Debrief: Obi Toppin thinks a between the legs dunk is easy. Long-term injuries? Those are hard.
Toppin returned, dunked often, and shot the crap out of the ball down the stretch.
INDIANAPOLIS – Pro athletes are confident beyond measure. They almost have to be to reach the top. Yet few sentences of self-assurance were as outlandish as the one said by Obi Toppin during his exit interview back in April.
Just before taking the podium, the Pacers played the Pistons. Toppin had a solid outing, and just after the buzzer of the third quarter he threw down a between-the-legs dunk in transition. It didn't count, but it was wildly impressive – and something few players can do as easily as Toppin.
Yet when asked postgame about the play and what it meant to feel some of his otherworldly athleticism, the Dayton product downplayed the slam and equated it to a run-of-the-mill sequence. "A between the legs dunk is easy," Toppin said. He was dead serious. "It felt great to do it, though."
In one question and one answer, Obi Toppin's 2025-26 was explained perfectly. He was asked about the dunk by Dustin Dopirak of the Indianapolis Star because after returning from injury, Toppin was still unsure of his bounce. It wasn't that he didn't think he'd regain his athleticism – his teammates told him that he already had. It was more so that he needed to feel it again. On that dunk, one that didn't count, he flew, even after a lengthy recovery from a stress fracture in his right foot.
Toppin answered in that manner because he's a freakish, top percentile athlete. That style of dunk is truly easy for him, though it did feel good given the specific context of his season. Two games prior, during a win over the Brooklyn Nets in which Toppin dominated, he flew in for a stylish alley-oop slam off of a lob from Jarace Walker.
This Walker to Toppin lob from tonight's game was wild ‼️
— NBA (@NBA) April 10, 2026
Obi had 26 PTS in Indiana's win 🔥 pic.twitter.com/QgSCOSNtrG
Post injury, it was noteworthy that Toppin had these moments of athletic pop. Perhaps more noteworthy was that he was playing at all. In the aforementioned Pacers vs Nets game, Toppin was the only player who suited up in the 2025 NBA Finals that logged any minutes. Ditto for Pacers-Pistons.
He led the team in scoring in both outings and was the last veteran standing. Others were hurt, and development became a focus late in the season. Yet for Toppin, the end of 2025-26 was important. He needed to see how he felt.

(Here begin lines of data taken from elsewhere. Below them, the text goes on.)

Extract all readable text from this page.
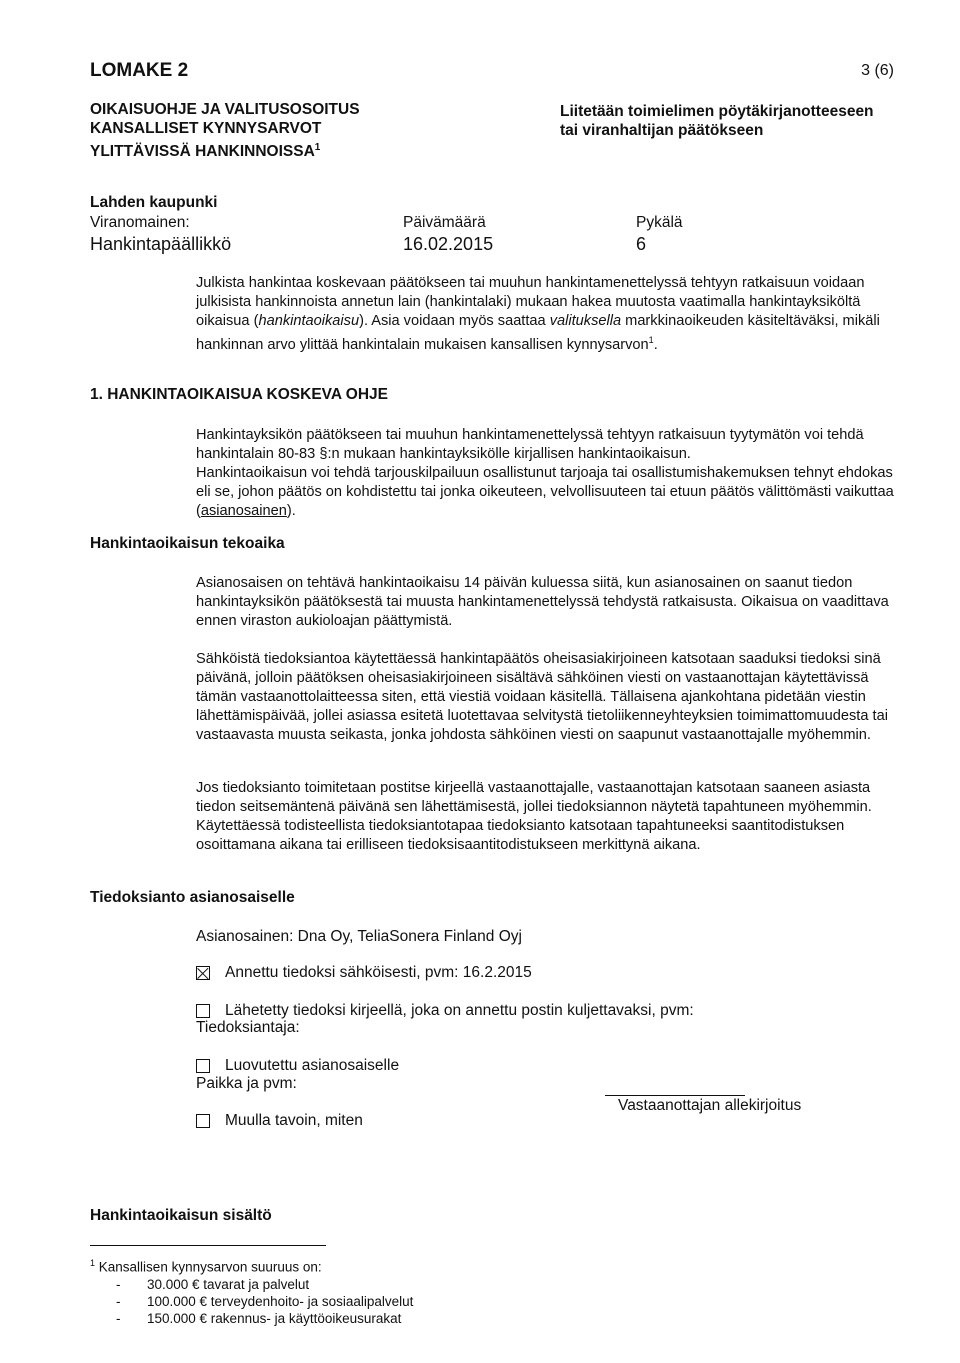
LOMAKE 2	3 (6)
OIKAISUOHJE JA VALITUSOSOITUS
KANSALLISET KYNNYSARVOT
YLITTÄVISSÄ HANKINNOISSA$^1$
Liitetään toimielimen pöytäkirjanotteeseen
tai viranhaltijan päätökseen
Lahden kaupunki
Viranomainen:
Hankintapäällikkö
Päivämäärä
16.02.2015
Pykälä
6
Julkista hankintaa koskevaan päätökseen tai muuhun hankintamenettelyssä tehtyyn ratkaisuun voidaan julkisista hankinnoista annetun lain (hankintalaki) mukaan hakea muutosta vaatimalla hankintayksiköltä oikaisua (hankintaoikaisu). Asia voidaan myös saattaa valituksella markkinaoikeuden käsiteltäväksi, mikäli hankinnan arvo ylittää hankintalain mukaisen kansallisen kynnysarvon$^1$.
1. HANKINTAOIKAISUA KOSKEVA OHJE
Hankintayksikön päätökseen tai muuhun hankintamenettelyssä tehtyyn ratkaisuun tyytymätön voi tehdä hankintalain 80-83 §:n mukaan hankintayksikölle kirjallisen hankintaoikaisun.
Hankintaoikaisun voi tehdä tarjouskilpailuun osallistunut tarjoaja tai osallistumishakemuksen tehnyt ehdokas eli se, johon päätös on kohdistettu tai jonka oikeuteen, velvollisuuteen tai etuun päätös välittömästi vaikuttaa (asianosainen).
Hankintaoikaisun tekoaika
Asianosaisen on tehtävä hankintaoikaisu 14 päivän kuluessa siitä, kun asianosainen on saanut tiedon hankintayksikön päätöksestä tai muusta hankintamenettelyssä tehdystä ratkaisusta. Oikaisua on vaadittava ennen viraston aukioloajan päättymistä.
Sähköistä tiedoksiantoa käytettäessä hankintapäätös oheisasiakirjoineen katsotaan saaduksi tiedoksi sinä päivänä, jolloin päätöksen oheisasiakirjoineen sisältävä sähköinen viesti on vastaanottajan käytettävissä tämän vastaanottolaitteessa siten, että viestiä voidaan käsitellä. Tällaisena ajankohtana pidetään viestin lähettämispäivää, jollei asiassa esitetä luotettavaa selvitystä tietoliikenneyhteyksien toimimattomuudesta tai vastaavasta muusta seikasta, jonka johdosta sähköinen viesti on saapunut vastaanottajalle myöhemmin.
Jos tiedoksianto toimitetaan postitse kirjeellä vastaanottajalle, vastaanottajan katsotaan saaneen asiasta tiedon seitsemäntenä päivänä sen lähettämisestä, jollei tiedoksiannon näytetä tapahtuneen myöhemmin. Käytettäessä todisteellista tiedoksiantotapaa tiedoksianto katsotaan tapahtuneeksi saantitodistuksen osoittamana aikana tai erilliseen tiedoksisaantitodistukseen merkittynä aikana.
Tiedoksianto asianosaiselle
Asianosainen: Dna Oy, TeliaSonera Finland Oyj
Annettu tiedoksi sähköisesti, pvm: 16.2.2015
Lähetetty tiedoksi kirjeellä, joka on annettu postin kuljettavaksi, pvm:
Tiedoksiantaja:
Luovutettu asianosaiselle
Paikka ja pvm:
Vastaanottajan allekirjoitus
Muulla tavoin, miten
Hankintaoikaisun sisältö
$^1$ Kansallisen kynnysarvon suuruus on:
- 30.000 € tavarat ja palvelut
- 100.000 € terveydenhoito- ja sosiaalipalvelut
- 150.000 € rakennus- ja käyttöoikeusurakat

"You really don’t know coming back from injuries, putting a screw in your foot, and then playing that same year," he told me late in the season. "You don’t know how that’s going to feel. So getting out there that first time, it was more just see how it feels, see if I can play through it and stuff."

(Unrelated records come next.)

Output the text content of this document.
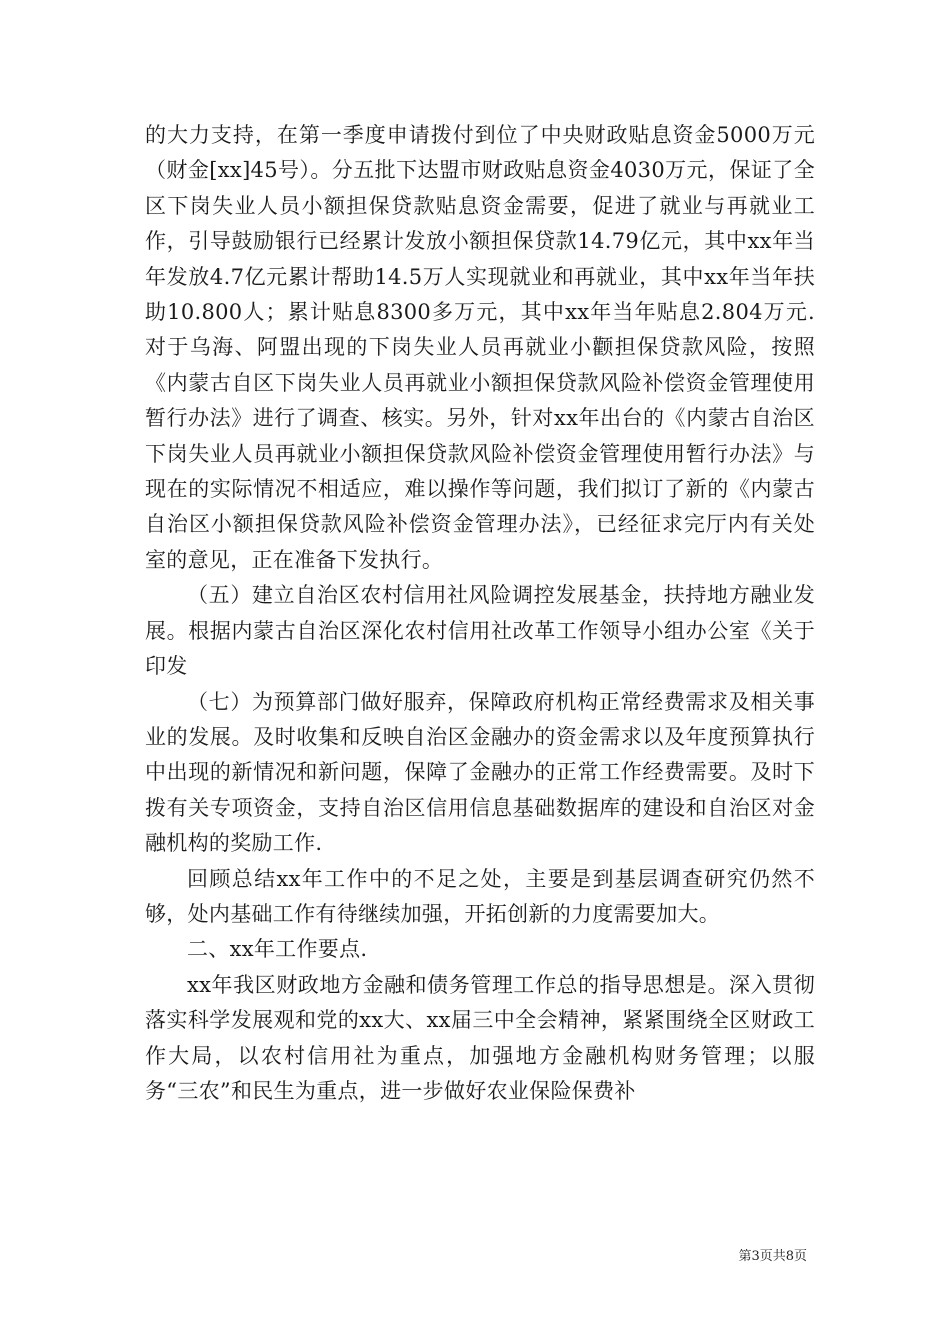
的大力支持，在第一季度申请拨付到位了中央财政贴息资金5000万元（财金[xx]45号）。分五批下达盟市财政贴息资金4030万元，保证了全区下岗失业人员小额担保贷款贴息资金需要，促进了就业与再就业工作，引导鼓励银行已经累计发放小额担保贷款14.79亿元，其中xx年当年发放4.7亿元累计帮助14.5万人实现就业和再就业，其中xx年当年扶助10.800人；累计贴息8300多万元，其中xx年当年贴息2.804万元.对于乌海、阿盟出现的下岗失业人员再就业小颧担保贷款风险，按照《内蒙古自区下岗失业人员再就业小额担保贷款风险补偿资金管理使用暂行办法》进行了调查、核实。另外，针对xx年出台的《内蒙古自治区下岗失业人员再就业小额担保贷款风险补偿资金管理使用暂行办法》与现在的实际情况不相适应，难以操作等问题，我们拟订了新的《内蒙古自治区小额担保贷款风险补偿资金管理办法》，已经征求完厅内有关处室的意见，正在准备下发执行。

（五）建立自治区农村信用社风险调控发展基金，扶持地方融业发展。根据内蒙古自治区深化农村信用社改革工作领导小组办公室《关于印发

（七）为预算部门做好服弃，保障政府机构正常经费需求及相关事业的发展。及时收集和反映自治区金融办的资金需求以及年度预算执行中出现的新情况和新问题，保障了金融办的正常工作经费需要。及时下拨有关专项资金，支持自治区信用信息基础数据库的建设和自治区对金融机构的奖励工作.

回顾总结xx年工作中的不足之处，主要是到基层调查研究仍然不够，处内基础工作有待继续加强，开拓创新的力度需要加大。

二、xx年工作要点.

xx年我区财政地方金融和债务管理工作总的指导思想是。深入贯彻落实科学发展观和党的xx大、xx届三中全会精神，紧紧围绕全区财政工作大局，以农村信用社为重点，加强地方金融机构财务管理；以服务“三农”和民生为重点，进一步做好农业保险保费补

第3页共8页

That's why he wanted to return so badly. The 28-year old had no interest in missing the rest of 2025-26, then coming back next season only to still wonder how he would feel in game. Now, he can spend the offseason at peace with his recovery and health.
Having a window to return in-season didn't make his absence easy. Sitting out is hard for everyone. "I want to be out there as much as I can. I never want to sit any games out," Toppin told me. He loves to play in any circumstance.
His end-of-season stretch proved that more than anything. Toppin was active for 21 of the Pacers final 23 games, only missing two back-to-backs. His minutes load was low at first, then reached roughly normal levels by the end of the campaign.
He played well in that stretch, a meaningful close after a very poor start to the season. Toppin shot 41.7% from the field, including 3/17 from long range, pre-injury. He actually started the season 3/26 from deep. Yet by the end of the year, he sat at 35.6% from three-point range.
That's because of his productive final month. From March 13 to April 12, Toppin averaged 13.8 points and 4.4 rebounds per game. He shot 55.5% from the field and 43.2% from deep despite playing with few of his best teammates. Not that he needed to prove it – and Toppin does fit into the Pacers system well – but the veteran forward showed again that his success is the product of talent and improvement more so than fit within Indiana's style.

That post-return run of play should also provide confidence that next season, Toppin will still be a weapon. He has closed games for the Pacers at times across the last two years for a reason. He's versatile, effective, and able to put his imprint on games with varying contexts. Even in a 19-win season, he demonstrated that.
To do so, he had to rehab his foot for months. It wasn't fun in the slightest. "It was a challenge," he said at his end-of-season exit interview. He still put it on himself to grind every day and return, then run through the tape at the end of the season. "It was super important," Toppin said of the final portion of his campaign, in which he was back on the hardwood. "I didn't play most of the season. So just to have that opportunity to come back and play the 10 to 15 games I played to finish the season, I felt like it was really good for me."
Toppin averaged 11.6 points and 4.4 rebounds per game this season, both career high numbers. Importantly for the Pacers, he can still jump absurdly high and make outside shots. That's all they need to know heading into 2026-27, a year in which winning, not stats, will be the important measure.